No entanto, há mais neste Baixaria do que vemos à primeira vista. Ninguém diria, mas há um discurso complexo por detrás do mais recente habitante da noite portuense (abriu a 10 de Novembro). Ninguém diria porque o vemos de tal maneira informal e despreocupado que até parece fácil ser assim. A ideia veio de São Paulo, onde dois dos sócios arquitectos tiveram oportunidade de conhecer uma forma de estar na noite diferente da de Portugal e da Europa. O Baixaria não é igual a nenhum bar paulista, mas tem fios condutores semelhantes: o uso de materiais pobres, mas riqueza em cultura e interacção social. O orçamento (baixo) ajudou e entramos neste bar com surpresa constante perante a maneira como materiais convencionais são aqui utilizados de formas novas que modificam a sua génese.

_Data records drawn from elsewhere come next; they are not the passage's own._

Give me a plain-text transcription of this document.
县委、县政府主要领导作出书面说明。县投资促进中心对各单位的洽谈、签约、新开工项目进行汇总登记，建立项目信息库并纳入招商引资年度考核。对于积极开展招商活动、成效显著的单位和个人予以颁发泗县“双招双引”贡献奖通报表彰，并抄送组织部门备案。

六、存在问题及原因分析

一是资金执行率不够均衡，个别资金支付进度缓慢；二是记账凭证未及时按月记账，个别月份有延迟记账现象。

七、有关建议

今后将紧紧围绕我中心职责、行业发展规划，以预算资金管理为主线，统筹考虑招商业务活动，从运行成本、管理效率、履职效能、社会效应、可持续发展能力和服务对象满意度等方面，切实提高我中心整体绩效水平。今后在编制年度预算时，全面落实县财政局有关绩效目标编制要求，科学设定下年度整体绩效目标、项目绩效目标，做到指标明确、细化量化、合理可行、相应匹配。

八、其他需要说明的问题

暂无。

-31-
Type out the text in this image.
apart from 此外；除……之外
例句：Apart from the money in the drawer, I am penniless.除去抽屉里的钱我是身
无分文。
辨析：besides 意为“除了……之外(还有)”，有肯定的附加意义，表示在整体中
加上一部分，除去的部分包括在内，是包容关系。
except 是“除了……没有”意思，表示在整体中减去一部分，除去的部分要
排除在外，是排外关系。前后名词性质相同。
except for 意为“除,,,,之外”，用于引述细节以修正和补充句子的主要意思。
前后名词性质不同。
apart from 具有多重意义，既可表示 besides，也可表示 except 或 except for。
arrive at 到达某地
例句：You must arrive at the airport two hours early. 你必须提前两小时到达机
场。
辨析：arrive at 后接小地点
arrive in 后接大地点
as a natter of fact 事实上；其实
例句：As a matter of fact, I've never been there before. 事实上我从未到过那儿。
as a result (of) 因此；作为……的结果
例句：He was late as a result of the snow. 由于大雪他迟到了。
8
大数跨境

Por exemplo, caixas de fruta fazem as vezes de armários na parede, adornados de plantas, como avencas, e de bancos, cujas almofadas são sacos de serapilheira que serviram para transportar café do Brasil; há candeeiros que estão em vasos pendurados com arames onde cresce hera que um dia será o abat-jour; as tábuas dos balcões já foram soalho de uma casa; o papel de parede veio de uma casa onde um amigo interveio para fazer um festival de artes e que encontrou com restos da profissão do antigo locatário - negociante de papel de parede.
A fachada é toda ela envidraçada, num canto da Rua do Almada a espreitar a Praça de Filipa de Lencastre. Entramos para um chão de cimento e umas paredes que parecem retalhos - e em parte são. Uma é também ela descarnada, cimento; outra cobre-se de um stencil e outra de retalhos de papel - seguimo-la escadas abaixo, com papel que se sobrepõe e se "rasga", como se de uma casa velha se tratasse, até estabilizar no andar inferior em pintura que vemos ocre. Telas perfeitas para as obras de arte que aí se instalam: uma, já vimos, são quadros em diálogos pouco heterodoxos; outra são mapas de cidades recortados em papel e assentes em pratos redondos; outra são ilustrações - sobra um espaço para a lousa onde os insultos competem entre si e para a saída para um pátio.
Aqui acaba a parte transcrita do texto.